(Contains the best bibliography.)
Sayers, W. C. Berwick. Introduction to Library Classification. 1918. Grafton.
—— Canons of Classification. 1915. Grafton.
—— Short Course in Bibliographical Classification with reference to the Decimal and Subject Systems. 1913. Library Association.
For articles, see Cannons, H 1-108, Classification.
CHAPTER XVI
SYSTEMATIC CLASSIFICATION SCHEMES
235. General.
235. General.—Quite a large number of classification schemes have been devised by Continental, American and British librarians, in which books are systematically arranged according to related topics, and marked with a notation which enables any book or subject to be distinguished by its number, for purposes of shelving, charging and cataloguing. All the best known of such schemes are described in Brown’s Library Classification and Cataloguing, London, 1912, and Richardson’s Classification, 1912. It will be sufficient to name the methods of Harris, Perkins and Smith, of America; Edwards and Sonnenschein, of England; Bonazzi, of Italy; and Hartwig, of Germany, which, with the well-known French scheme of Brunet, make up a very interesting collection of international contributions to the classification of books. None of these schemes has been adopted in more than one or two libraries, so that their influence is not sufficiently widespread to make any further description of their details necessary.
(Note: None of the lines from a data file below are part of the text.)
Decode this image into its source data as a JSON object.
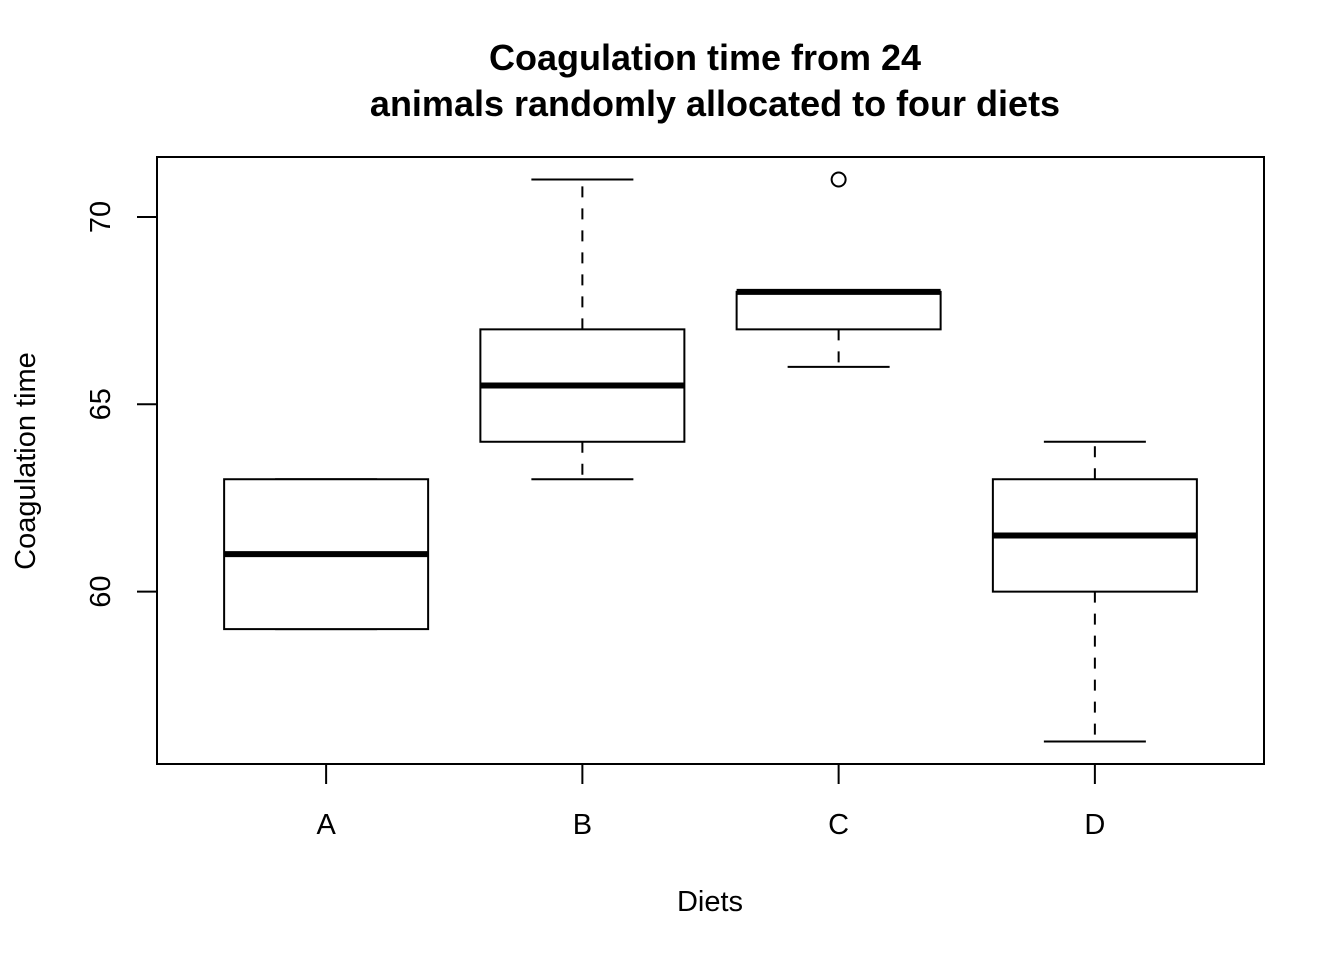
{
  "chart_data": {
    "type": "boxplot",
    "title_lines": [
      "Coagulation time from 24",
      "animals randomly allocated to four diets"
    ],
    "xlabel": "Diets",
    "ylabel": "Coagulation time",
    "categories": [
      "A",
      "B",
      "C",
      "D"
    ],
    "boxes": [
      {
        "category": "A",
        "whisker_low": 59,
        "q1": 59,
        "median": 61,
        "q3": 63,
        "whisker_high": 63,
        "outliers": []
      },
      {
        "category": "B",
        "whisker_low": 63,
        "q1": 64,
        "median": 65.5,
        "q3": 67,
        "whisker_high": 71,
        "outliers": []
      },
      {
        "category": "C",
        "whisker_low": 66,
        "q1": 67,
        "median": 68,
        "q3": 68,
        "whisker_high": 68,
        "outliers": [
          71
        ]
      },
      {
        "category": "D",
        "whisker_low": 56,
        "q1": 60,
        "median": 61.5,
        "q3": 63,
        "whisker_high": 64,
        "outliers": []
      }
    ],
    "y_ticks": [
      60,
      65,
      70
    ],
    "ylim": [
      55.4,
      71.6
    ],
    "grid": false,
    "legend": "none"
  }
}
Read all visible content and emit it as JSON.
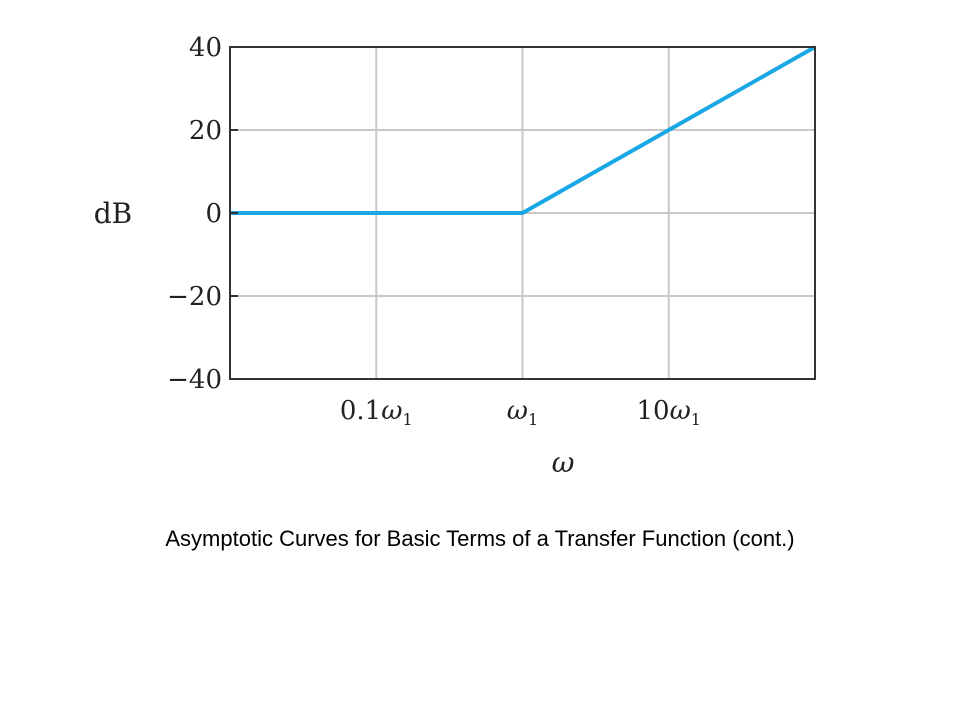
{
  "caption": "Asymptotic Curves for Basic Terms of a Transfer Function (cont.)",
  "chart_data": {
    "type": "line",
    "title": "",
    "xlabel": "ω",
    "ylabel": "dB",
    "x_scale": "log",
    "xlim": [
      0.01,
      100
    ],
    "ylim": [
      -40,
      40
    ],
    "grid": true,
    "x_ticks": [
      {
        "value": 0.1,
        "label": "0.1",
        "sub_symbol": "ω",
        "subscript": "1"
      },
      {
        "value": 1,
        "label": "",
        "sub_symbol": "ω",
        "subscript": "1"
      },
      {
        "value": 10,
        "label": "10",
        "sub_symbol": "ω",
        "subscript": "1"
      }
    ],
    "y_ticks": [
      {
        "value": 40,
        "label": "40"
      },
      {
        "value": 20,
        "label": "20"
      },
      {
        "value": 0,
        "label": "0"
      },
      {
        "value": -20,
        "label": "−20"
      },
      {
        "value": -40,
        "label": "−40"
      }
    ],
    "series": [
      {
        "color": "#1aa7e6",
        "x": [
          0.01,
          1,
          100
        ],
        "y": [
          0,
          0,
          40
        ]
      }
    ],
    "colors": {
      "grid": "#c8c8c8",
      "axes": "#333333",
      "line": "#1aa7e6"
    }
  }
}
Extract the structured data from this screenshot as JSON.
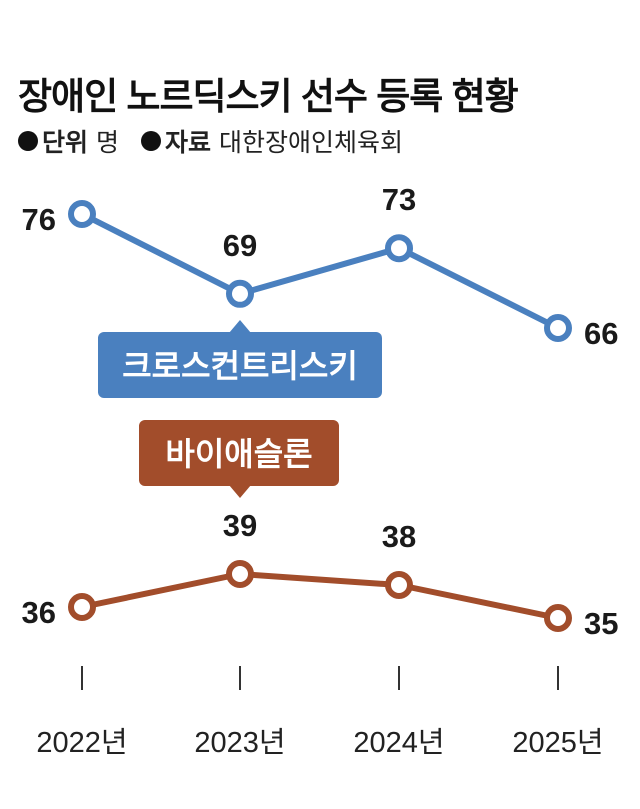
{
  "title": "장애인 노르딕스키 선수 등록 현황",
  "meta": {
    "unit_key": "단위",
    "unit_value": "명",
    "source_key": "자료",
    "source_value": "대한장애인체육회"
  },
  "colors": {
    "series1": "#4a80bf",
    "series2": "#a24d2b"
  },
  "chart_data": {
    "type": "line",
    "x": [
      "2022년",
      "2023년",
      "2024년",
      "2025년"
    ],
    "series": [
      {
        "name": "크로스컨트리스키",
        "values": [
          76,
          69,
          73,
          66
        ],
        "color": "#4a80bf"
      },
      {
        "name": "바이애슬론",
        "values": [
          36,
          39,
          38,
          35
        ],
        "color": "#a24d2b"
      }
    ],
    "grid": false
  }
}
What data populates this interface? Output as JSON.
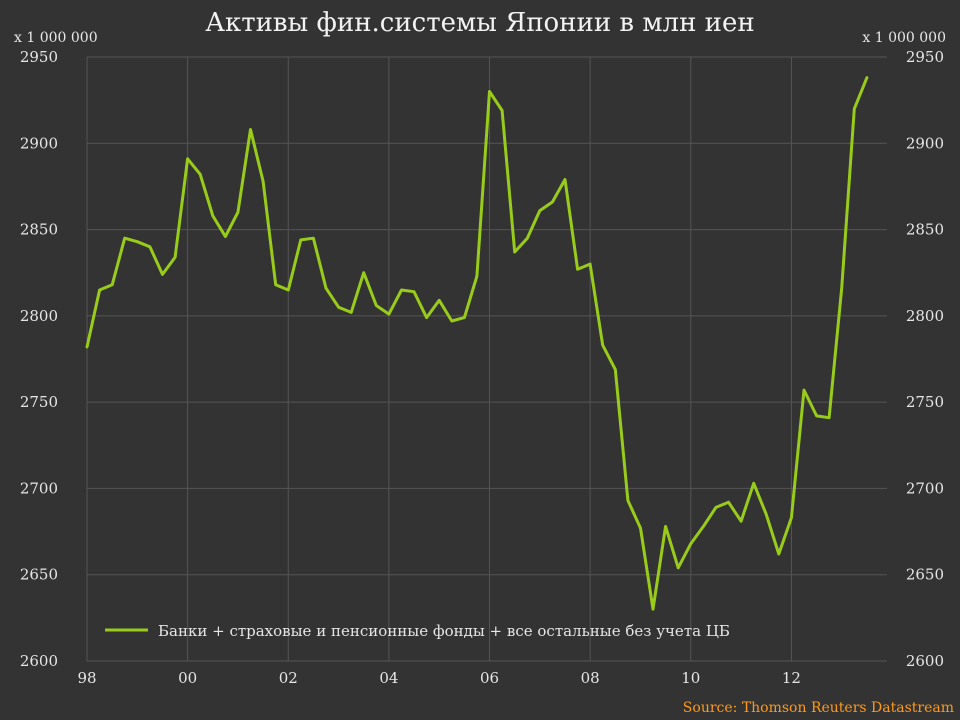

It will be much more helpful to librarians if the chief systems of classification are mentioned which fulfil every requirement as regards notation and general adaptability to library work, and have been put to the practical test of application in a number of libraries. The systems in question are the Decimal, Expansive, Library of Congress, and Subject, the last being English and the three others American. They have all been extensively adopted, and each exists as a separate printed work, with an index; a vital part of any method of classification. Unprinted schemes, or those of merely theoretical interest, have little practical value, and though every librarian has his own ideas of classification, and generally manages to graft them on to the scheme of some other person, and even to nibble away at his original, it is the best and wisest course to adopt a complete, printed and accessible scheme with as little modification as possible.